W 2020 roku na terenie przyszkolnych sadów w Kluczkowicach (woj. lubelskie) z broni myśliwskiej zastrzelono 16-latka. W tej sprawie zostali oskarżeni Dariusz Ch. oraz Marcin B., którzy zbiegli z miejsca zdarzenia. Dariusz Ch., który śmiertelnie postrzelił chłopca, na pierwszej rozprawie przyznał, że był przekonany, że strzela do dzika. Mężczyzna miał też orzeczoną grupę inwalidzką, cierpiał na zaburzenia w związku z niekontrolowaniem agresji oraz założono mu niebieską kartę z powodu znęcania się nad rodziną. "Mimo to miał pozwolenie na broń i był członkiem koła łowieckiego" - przekazuje Pracownia na rzecz Wszystkich Istot.

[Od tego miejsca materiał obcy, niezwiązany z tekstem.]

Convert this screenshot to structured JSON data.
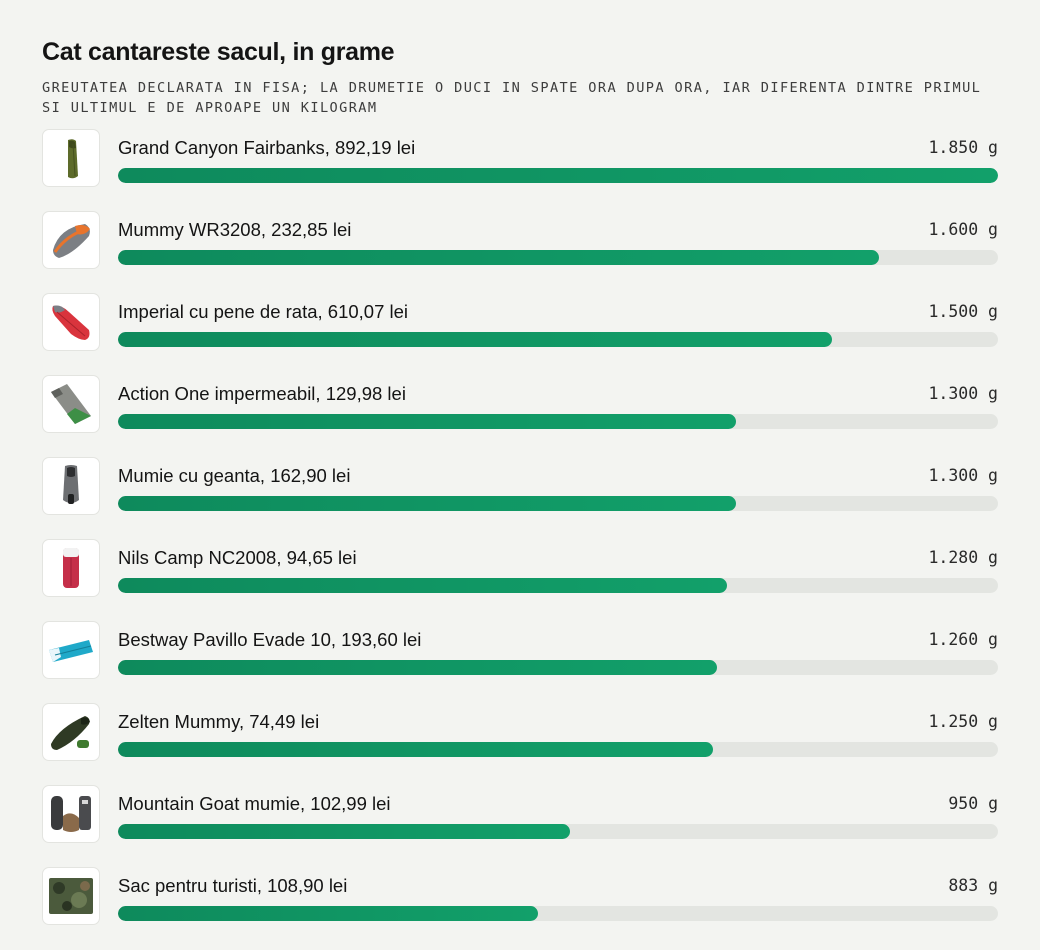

"Pomimo zmian w prawie łowieckim z 2018 r., które narzuciło obowiązkowe badania lekarskie dla myśliwych co 5 lat, mamy systemowy problem z jego egzekwowaniem. Polski Związek Łowiecki umywa ręce i nie odpowiada za czyny swoich członków" - przekazał Radosław Ślusarczyk ze Stowarzyszenia Pracownia na rzecz Wszystkich Istot.